Fighter pilots and video gamers are familiar with heads-up displays (HUDs) that overlay critical information on your field of view. With a HUD, there’s no need to glance down to a control panel to get updated. These displays are slowly working their way into cars and even helmets and eyeglasses.
It takes about a second to get information from your car’s dashboard, although we do it so routinely most people wouldn’t think they need that long. Checking the dash requires taking your eyes off the road, refocusing from far to near vision, locating the information, processing the data, and returning your eyes to the street. If you’re moving at 60 miles per hour, the vehicle will have traveled 88 feet in that time — plenty of time for a hazard to pop up and become too close to avoid. If that data is included in a HUD, it takes less than half a second, and your eyes never leave the road.
A second is probably an optimistic figure for an officer who is monitoring not just his dashboard instruments, but also a mobile computer display and the indicators of other emergency equipment.

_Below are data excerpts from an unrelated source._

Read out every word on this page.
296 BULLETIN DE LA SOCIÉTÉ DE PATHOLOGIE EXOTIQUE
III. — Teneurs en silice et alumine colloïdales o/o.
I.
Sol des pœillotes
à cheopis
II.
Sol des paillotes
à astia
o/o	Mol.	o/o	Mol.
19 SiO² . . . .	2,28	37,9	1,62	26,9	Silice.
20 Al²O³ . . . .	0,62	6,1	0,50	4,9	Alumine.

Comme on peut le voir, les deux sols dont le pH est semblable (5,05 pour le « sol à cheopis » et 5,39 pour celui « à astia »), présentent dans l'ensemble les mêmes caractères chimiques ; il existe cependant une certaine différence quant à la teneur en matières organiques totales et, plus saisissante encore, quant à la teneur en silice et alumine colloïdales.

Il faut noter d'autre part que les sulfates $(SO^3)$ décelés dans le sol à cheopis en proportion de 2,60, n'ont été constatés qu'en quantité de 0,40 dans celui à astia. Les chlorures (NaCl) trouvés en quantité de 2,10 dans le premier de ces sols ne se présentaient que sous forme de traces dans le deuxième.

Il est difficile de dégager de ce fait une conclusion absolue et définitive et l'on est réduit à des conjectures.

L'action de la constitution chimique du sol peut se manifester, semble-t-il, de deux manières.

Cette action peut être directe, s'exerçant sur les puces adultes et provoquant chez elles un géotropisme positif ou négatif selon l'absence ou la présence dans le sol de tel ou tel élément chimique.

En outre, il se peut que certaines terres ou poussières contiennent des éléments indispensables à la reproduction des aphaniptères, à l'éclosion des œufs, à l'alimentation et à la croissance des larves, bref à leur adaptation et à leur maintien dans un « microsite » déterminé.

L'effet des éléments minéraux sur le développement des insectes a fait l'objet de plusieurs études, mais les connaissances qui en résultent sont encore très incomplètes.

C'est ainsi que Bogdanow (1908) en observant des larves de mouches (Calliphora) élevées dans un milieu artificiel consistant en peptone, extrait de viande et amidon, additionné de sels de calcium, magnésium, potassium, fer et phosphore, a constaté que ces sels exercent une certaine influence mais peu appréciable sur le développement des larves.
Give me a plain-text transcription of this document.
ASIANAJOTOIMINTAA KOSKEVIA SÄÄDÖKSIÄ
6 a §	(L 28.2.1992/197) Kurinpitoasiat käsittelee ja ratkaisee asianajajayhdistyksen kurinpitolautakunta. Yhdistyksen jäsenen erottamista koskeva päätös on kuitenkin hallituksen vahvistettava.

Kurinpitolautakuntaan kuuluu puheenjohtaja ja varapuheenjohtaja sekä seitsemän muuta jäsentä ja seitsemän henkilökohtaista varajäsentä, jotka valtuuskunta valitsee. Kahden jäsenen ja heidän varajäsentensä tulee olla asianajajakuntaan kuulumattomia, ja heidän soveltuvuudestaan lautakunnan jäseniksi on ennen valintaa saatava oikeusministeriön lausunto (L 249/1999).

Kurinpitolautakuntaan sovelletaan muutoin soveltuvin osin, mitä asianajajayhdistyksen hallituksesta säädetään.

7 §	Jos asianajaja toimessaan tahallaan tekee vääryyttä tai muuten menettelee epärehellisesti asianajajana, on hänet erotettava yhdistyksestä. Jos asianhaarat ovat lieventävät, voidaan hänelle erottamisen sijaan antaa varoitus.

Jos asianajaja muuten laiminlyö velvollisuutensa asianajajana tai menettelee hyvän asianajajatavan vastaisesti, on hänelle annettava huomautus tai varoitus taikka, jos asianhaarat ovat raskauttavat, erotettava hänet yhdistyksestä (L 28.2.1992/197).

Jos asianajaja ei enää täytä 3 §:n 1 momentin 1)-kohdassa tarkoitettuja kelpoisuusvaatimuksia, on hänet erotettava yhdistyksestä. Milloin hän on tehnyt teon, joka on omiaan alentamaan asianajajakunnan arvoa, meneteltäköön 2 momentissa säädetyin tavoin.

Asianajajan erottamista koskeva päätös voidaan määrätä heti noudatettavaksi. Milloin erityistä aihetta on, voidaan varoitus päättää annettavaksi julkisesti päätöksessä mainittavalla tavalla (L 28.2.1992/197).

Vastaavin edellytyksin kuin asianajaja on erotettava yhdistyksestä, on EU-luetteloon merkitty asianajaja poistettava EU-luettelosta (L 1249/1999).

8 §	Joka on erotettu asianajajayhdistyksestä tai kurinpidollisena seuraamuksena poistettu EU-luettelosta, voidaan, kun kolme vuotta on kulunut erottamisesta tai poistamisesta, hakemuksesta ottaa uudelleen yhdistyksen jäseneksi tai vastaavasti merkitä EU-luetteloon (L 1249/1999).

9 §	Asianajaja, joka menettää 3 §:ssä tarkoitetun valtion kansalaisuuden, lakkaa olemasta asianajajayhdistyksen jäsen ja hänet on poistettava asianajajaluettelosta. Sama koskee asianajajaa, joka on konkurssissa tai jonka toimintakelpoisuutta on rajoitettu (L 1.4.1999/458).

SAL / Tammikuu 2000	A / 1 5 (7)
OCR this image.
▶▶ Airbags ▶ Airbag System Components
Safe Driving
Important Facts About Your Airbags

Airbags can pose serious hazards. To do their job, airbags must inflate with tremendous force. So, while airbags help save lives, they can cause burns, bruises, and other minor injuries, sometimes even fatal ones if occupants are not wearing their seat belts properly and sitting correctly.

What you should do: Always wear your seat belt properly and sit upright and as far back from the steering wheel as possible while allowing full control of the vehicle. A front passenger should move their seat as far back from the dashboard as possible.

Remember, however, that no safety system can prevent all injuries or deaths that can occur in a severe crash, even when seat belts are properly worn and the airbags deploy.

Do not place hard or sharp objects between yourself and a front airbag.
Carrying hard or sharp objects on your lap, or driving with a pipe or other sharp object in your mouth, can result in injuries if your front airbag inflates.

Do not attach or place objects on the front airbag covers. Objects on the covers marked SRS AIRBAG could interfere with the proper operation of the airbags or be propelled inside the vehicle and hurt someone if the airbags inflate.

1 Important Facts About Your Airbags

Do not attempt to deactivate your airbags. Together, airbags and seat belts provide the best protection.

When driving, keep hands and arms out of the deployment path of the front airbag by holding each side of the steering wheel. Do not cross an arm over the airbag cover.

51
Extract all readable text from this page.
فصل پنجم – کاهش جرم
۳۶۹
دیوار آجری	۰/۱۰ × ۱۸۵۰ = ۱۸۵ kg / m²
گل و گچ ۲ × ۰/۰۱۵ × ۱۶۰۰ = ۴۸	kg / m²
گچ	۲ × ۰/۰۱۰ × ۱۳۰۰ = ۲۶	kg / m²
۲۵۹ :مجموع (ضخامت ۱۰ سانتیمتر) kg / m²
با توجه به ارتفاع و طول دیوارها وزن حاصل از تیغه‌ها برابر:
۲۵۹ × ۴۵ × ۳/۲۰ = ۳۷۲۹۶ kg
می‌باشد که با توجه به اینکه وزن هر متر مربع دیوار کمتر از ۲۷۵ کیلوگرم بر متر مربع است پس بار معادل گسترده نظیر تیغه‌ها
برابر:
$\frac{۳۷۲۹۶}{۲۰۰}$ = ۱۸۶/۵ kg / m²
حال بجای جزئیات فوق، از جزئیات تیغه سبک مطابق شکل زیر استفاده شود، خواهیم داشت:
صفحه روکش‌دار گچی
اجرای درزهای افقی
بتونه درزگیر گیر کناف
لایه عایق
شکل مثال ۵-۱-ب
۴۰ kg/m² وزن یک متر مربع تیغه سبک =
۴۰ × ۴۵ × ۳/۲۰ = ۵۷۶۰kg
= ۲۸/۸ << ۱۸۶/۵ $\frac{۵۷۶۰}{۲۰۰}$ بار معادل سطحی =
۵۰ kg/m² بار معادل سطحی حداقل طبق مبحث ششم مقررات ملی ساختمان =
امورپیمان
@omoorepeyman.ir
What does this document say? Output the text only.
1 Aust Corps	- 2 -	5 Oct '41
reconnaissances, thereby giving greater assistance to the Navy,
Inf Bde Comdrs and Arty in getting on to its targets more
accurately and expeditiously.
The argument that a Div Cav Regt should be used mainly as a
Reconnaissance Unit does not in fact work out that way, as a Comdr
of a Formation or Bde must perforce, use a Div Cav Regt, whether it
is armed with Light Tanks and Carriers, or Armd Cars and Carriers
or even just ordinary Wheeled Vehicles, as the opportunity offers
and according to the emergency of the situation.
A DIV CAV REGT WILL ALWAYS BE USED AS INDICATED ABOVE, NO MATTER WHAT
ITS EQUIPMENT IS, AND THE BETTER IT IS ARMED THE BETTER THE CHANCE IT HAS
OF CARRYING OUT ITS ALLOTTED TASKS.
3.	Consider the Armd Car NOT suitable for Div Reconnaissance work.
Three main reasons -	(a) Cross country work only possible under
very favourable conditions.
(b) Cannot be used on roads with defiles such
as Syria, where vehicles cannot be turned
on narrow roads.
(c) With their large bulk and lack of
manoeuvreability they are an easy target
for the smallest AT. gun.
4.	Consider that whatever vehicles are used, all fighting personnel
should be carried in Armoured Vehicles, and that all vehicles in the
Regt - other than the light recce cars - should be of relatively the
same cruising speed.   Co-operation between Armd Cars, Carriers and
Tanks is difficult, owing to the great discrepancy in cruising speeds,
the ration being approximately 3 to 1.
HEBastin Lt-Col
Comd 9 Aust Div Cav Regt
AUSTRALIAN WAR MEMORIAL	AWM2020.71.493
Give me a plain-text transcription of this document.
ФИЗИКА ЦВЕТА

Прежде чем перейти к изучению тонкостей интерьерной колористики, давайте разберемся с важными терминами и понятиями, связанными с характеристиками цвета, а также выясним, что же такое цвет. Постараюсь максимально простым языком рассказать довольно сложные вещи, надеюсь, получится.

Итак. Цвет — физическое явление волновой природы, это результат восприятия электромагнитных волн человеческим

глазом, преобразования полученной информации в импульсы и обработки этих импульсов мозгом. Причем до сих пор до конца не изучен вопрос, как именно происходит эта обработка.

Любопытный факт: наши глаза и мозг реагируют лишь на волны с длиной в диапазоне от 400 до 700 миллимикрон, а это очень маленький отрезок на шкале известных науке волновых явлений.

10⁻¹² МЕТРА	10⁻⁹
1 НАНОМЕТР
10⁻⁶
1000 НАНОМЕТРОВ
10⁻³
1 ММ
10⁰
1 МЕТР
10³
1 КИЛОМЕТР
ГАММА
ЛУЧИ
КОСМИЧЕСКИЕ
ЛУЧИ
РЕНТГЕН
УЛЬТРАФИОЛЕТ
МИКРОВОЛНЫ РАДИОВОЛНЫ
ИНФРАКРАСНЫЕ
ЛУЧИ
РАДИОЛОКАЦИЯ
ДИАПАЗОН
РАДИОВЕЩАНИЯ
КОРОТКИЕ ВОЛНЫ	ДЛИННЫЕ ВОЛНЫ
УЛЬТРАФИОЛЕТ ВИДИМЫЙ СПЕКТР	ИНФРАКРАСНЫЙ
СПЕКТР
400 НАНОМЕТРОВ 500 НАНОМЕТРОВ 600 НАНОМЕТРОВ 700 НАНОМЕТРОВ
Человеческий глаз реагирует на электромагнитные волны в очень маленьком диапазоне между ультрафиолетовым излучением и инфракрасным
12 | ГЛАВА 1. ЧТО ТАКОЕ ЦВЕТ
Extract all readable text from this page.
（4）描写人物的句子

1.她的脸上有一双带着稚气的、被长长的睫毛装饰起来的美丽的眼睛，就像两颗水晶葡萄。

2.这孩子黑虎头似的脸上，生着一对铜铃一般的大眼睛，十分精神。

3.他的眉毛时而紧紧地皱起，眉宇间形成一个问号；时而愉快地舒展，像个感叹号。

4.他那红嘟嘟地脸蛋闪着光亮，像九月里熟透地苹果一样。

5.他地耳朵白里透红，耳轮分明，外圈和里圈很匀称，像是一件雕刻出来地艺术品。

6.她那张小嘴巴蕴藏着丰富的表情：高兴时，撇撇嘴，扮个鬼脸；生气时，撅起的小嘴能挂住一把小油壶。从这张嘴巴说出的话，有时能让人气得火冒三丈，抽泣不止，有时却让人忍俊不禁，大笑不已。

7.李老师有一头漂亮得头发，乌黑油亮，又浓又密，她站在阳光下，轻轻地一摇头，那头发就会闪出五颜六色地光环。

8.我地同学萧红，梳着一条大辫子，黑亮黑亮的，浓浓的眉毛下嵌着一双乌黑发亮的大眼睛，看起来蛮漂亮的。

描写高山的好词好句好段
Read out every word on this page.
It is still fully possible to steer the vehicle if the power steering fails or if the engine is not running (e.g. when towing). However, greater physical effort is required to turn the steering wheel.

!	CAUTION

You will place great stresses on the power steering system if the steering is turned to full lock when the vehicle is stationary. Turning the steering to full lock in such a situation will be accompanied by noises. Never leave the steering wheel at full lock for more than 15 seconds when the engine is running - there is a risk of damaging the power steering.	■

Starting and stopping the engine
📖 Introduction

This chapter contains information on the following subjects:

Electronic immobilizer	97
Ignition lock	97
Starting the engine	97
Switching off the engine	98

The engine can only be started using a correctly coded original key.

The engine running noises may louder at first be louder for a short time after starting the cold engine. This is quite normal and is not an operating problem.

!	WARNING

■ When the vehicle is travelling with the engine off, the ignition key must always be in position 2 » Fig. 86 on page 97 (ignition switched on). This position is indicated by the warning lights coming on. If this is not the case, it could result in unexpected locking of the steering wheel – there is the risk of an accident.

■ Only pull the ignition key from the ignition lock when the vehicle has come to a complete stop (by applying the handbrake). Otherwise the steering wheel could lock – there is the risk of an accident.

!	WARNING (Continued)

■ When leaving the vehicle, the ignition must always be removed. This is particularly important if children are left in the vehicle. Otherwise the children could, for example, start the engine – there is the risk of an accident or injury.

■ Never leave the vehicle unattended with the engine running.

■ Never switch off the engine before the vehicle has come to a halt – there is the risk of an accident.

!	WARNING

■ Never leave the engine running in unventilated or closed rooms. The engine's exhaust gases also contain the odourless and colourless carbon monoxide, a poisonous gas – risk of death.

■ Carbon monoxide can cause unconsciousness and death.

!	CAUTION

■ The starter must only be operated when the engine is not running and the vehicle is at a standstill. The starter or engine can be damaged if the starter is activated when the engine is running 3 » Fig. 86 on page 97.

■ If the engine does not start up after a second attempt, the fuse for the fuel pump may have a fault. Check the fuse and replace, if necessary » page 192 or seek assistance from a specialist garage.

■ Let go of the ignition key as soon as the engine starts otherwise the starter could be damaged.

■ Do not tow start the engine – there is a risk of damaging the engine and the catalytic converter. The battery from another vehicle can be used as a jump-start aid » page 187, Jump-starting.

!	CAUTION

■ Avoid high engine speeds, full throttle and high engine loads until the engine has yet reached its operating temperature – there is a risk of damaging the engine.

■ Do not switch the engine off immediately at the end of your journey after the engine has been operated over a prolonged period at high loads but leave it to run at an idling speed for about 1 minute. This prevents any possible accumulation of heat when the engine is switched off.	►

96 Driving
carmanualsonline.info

Given the number of fatalities in patrol car accidents, anything that improves situational awareness is a plus.
Coming in 2012
The next generation of BMW vehicles, coming out in February 2012, will have a HUD as a $1300 option. The display will appear at the lower edge of the windshield, reflected from foil embedded in the glass. The display is generated by light passing through a thin-film transistor (TFT) and a system of mirrors that project it onto the foil. The display will show navigation data, speed and cruise control settings, and warnings from BMW’s driver safety aids that include lane departure warning, night vision pedestrian recognition, rear-end collision warning, and adaptive cruise control that slows the vehicle as it closes the distance with cars ahead of it.
Another HUD application is from Making Virtual Solid, called Virtual Cable. Virtual Cable puts some of the dashboard data onto the windshield, but its name comes from a projected overhead “cable” that is superimposed on the road from the driver’s perspective. The driver sees his mapped path extending to the horizon, giving plenty of notice for lane changes and turns.
HUDs were an option on some 1980s model GM products, but were based on conventional cathode-ray tube displays that didn’t work all that well in cars. TFTs are in common use in laptop displays and are much more car-friendly.
As display technology matures, you may see a time when the windshield will be capable of displaying everything now appearing on your mobile computer. Corning has a short video showing the capabilities of some of their special-purpose glass products either available now or in the R&D pipeline.
A network-aware HUD could provide special safety features for first responders. A search on PoliceOne for stories on patrol cars colliding with one another turns up many examples where one cop clearly didn’t know where another one was coming from. A networked system could alert officers to the approach of another patrol unit or other emergency vehicle as an intersection grew closer. The system could even decide which unit should give way, and give the drivers appropriate directions.
This technology is new, and right now fairly expensive. As it matures, it will get cheaper and more refined, and you can probably look to see it in police package vehicles within three years.